Demonetisation led to de-employment not just in construction, but also in small industries. Take for instance Tiruppur, the textile centre in Tamil Nadu, which was hit with a double whammy of demonetisation and then the sloppy introduction of GST. It became virtually a ghost town in 2017, with many units shutting down since their costs rose 10 to 15 per cent. There has been de-employment in each and every place that is dominated by the unorganized or informal sector.

This has not been captured in figures; some say 20 million were de-employed. The CMIE says 12.7 million jobs were destroyed in the month after demonetization. There is a great discrepancy between the health of the corporate sector in India and the unorganised sector. The corporate sector was not so badly hit by demonetisation; but small and medium enterprises, and those that were virtually hand-to-mouth, were destroyed.

An important point in all this is the disturbing imbalance that has developed in our economy. According to the World Bank, the contribution of agriculture, forestry and fisheries to the GDP has declined to 15.5 per cent in 2017 – but it supports a population of around 55 per cent. How can 15 per cent of the GDP support 55 per cent of the population?

This has to be addressed because it fuels the rural–urban drift that puts pressure on the cities. For instance, a toilet costs three times as much to construct in a city than it does in a village. Therefore, your infrastructure costs can be contained if the rural–urban drift can be contained- but the only way to do so is to create employment opportunities in the villages of India. This is axiomatic. China did this by implementing its theory of the pole industry: they established an industry in the countryside so that the ancillaries could come up in the villages surrounding it. Where the industry was established itself became a township, and the villages became small towns and were easier to improve.

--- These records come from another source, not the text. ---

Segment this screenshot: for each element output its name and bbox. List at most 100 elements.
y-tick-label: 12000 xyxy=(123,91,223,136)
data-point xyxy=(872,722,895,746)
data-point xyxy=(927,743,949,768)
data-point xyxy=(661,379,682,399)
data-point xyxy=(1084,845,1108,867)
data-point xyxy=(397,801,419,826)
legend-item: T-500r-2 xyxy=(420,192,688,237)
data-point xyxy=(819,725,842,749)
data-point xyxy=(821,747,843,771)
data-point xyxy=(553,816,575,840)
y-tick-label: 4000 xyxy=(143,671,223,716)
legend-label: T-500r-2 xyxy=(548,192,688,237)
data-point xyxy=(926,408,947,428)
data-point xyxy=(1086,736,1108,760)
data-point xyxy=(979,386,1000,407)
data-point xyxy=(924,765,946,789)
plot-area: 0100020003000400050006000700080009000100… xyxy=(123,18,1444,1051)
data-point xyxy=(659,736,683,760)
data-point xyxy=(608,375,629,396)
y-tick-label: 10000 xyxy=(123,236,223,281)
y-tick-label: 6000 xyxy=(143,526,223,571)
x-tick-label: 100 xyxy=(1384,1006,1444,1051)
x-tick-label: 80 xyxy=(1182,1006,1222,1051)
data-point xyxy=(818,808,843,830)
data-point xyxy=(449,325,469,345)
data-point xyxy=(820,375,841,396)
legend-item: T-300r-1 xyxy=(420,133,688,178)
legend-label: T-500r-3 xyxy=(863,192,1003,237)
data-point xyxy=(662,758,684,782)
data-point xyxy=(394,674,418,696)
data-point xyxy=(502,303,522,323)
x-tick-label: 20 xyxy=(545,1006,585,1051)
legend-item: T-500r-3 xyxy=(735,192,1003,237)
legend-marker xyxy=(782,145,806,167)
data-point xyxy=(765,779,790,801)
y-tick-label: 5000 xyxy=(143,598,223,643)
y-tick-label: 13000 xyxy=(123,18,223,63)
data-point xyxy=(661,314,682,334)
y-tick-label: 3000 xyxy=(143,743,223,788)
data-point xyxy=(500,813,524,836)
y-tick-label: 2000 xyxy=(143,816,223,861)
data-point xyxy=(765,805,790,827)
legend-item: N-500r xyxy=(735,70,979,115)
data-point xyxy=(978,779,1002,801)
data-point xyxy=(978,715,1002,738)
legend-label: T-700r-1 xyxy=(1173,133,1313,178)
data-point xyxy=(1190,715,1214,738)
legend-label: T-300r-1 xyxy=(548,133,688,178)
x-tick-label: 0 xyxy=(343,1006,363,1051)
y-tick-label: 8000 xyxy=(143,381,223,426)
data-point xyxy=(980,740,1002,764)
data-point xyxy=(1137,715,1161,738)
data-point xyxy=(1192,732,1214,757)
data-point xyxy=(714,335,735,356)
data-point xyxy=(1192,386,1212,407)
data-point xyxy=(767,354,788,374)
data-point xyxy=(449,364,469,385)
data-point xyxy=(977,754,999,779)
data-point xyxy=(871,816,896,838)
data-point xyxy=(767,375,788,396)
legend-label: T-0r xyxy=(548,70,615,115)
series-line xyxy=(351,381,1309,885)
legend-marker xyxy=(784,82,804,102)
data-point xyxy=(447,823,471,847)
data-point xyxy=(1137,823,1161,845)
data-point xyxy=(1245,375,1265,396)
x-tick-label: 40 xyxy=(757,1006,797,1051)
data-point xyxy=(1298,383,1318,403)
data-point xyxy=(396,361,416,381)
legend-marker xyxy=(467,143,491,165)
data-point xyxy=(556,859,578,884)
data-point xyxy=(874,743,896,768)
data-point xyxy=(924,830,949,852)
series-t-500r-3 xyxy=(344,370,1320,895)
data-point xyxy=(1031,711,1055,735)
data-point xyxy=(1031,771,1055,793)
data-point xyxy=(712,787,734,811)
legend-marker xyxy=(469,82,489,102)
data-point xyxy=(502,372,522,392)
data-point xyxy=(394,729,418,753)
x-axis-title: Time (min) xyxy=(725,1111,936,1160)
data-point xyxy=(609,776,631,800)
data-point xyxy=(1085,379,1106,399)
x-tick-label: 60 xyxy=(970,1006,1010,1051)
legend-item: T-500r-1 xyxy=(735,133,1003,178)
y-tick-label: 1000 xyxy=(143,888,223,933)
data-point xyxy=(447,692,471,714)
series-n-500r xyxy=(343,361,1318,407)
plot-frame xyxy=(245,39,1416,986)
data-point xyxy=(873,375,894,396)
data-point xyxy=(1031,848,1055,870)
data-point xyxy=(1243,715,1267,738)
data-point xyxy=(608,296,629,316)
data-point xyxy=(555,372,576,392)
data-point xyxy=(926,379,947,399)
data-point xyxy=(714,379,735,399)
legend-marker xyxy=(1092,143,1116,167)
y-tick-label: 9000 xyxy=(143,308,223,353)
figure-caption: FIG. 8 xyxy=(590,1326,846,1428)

Now, there is talk that the Delhi–Lucknow road be turned into a defence corridor, that even small aircraft can land there. The talk of turning that into an industrial corridor started with the Vajpayee government and it was to be set up with Japanese assistance. But the problem in our country is that everything takes an enormous amount of time and there were the usual problems with land acquisition. Thus, the defence corridor, which would have been India’s version of a pole industry, hasn’t yet taken off.